Indeed, diametrically opposed analysis there.
Lowry’s measure of supply and demand, and their Operating Companies Only AD line also suggests at least 4-6 months before this ageing bull market could be over. They have a 91 year history and say that divergence between price and the AD line normally spans 4-6 months before a major turn; selling pressure should increase before a turn and buying power should decline.
So yeah, that’s an interesting stat from Stansberry. What if price turns in October, but ends the year overall higher than January? That could still fit.
Then the year could end green, but it could also be a final high. October allows long enough for 4-6 months of divergence with price and the AD line, and Gann could be mostly right in that the year is terminal.
Maybe?
Indeed! It could be like 2007 that saw the high, but with the worst of the decline coming the following year in 2008…maybe?

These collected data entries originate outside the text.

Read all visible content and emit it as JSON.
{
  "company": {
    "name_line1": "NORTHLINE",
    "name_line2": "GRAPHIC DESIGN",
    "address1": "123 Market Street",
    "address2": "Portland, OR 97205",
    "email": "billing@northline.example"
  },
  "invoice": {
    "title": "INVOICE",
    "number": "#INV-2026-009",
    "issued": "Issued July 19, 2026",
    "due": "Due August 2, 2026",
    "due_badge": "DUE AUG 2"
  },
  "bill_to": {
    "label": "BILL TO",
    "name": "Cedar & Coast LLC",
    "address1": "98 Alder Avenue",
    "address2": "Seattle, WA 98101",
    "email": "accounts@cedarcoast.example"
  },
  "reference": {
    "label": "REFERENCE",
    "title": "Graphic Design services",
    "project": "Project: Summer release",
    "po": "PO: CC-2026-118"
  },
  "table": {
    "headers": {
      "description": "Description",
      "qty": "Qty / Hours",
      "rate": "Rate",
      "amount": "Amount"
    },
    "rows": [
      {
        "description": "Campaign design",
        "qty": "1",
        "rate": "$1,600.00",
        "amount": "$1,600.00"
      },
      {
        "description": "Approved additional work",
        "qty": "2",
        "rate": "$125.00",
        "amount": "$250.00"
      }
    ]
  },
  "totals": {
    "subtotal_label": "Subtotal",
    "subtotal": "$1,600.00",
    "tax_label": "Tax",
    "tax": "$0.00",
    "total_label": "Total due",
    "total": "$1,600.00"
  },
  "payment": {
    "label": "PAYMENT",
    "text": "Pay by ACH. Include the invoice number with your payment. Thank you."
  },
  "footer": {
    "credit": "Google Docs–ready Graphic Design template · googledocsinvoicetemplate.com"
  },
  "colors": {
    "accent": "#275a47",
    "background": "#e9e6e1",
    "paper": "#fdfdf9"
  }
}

I am hoping primary four is a nice sharp Zig Zag to shake out some of this remarkable bullishness. If that happens I think it will be the best buying opportunity we have seen in quite some time….
I often muse on whether we could be in for a surprise by expecting the same topping signals to apply to this market that has applied to previous bull runs. After all, we have never had a previous bull market that has been subject as much relentless bankster pumping as this one has. NDX is now more than 10% past its previous all time highs and other indices are stretched to historic extremes. The DOW notched yet another record consecutive of all time highs with today’s move up. I think considering the degree of inflation of this current market, we have to allow for the possibility that we may not have the luxury of months of preparatory signals to alert us that a top is imminent. I think it is entirely possible that this current market, because of its historic type of top, could well implode in a manner entirely different from previous ones, and could do so with a rapidity and violence inversely commensurate with the remarkable number of year banks have spent in propping it up. I would not be surprised if those thousand point over-night declines we had glimpsed of the past few months are a harbinger of what we could face when this market heads South in earnest. There are way too many folk it seems to me, who are convinced that the banksters can buy the market out of any decline, no matter how deep or violent it is. We will certainly find out if they are right!
I agree Verne, it certainly is possible!
If the wave count is right then this is a multi generational top coming up. It may be unlike anything we have seen in generations, so even Lowry’s with their 91 year history may be surprised.
But still, I have to go with the balance of probability based on past market behaviour. And be prepared to unlikely surprises with alternate wave counts when I can see them and when it’s appropriate.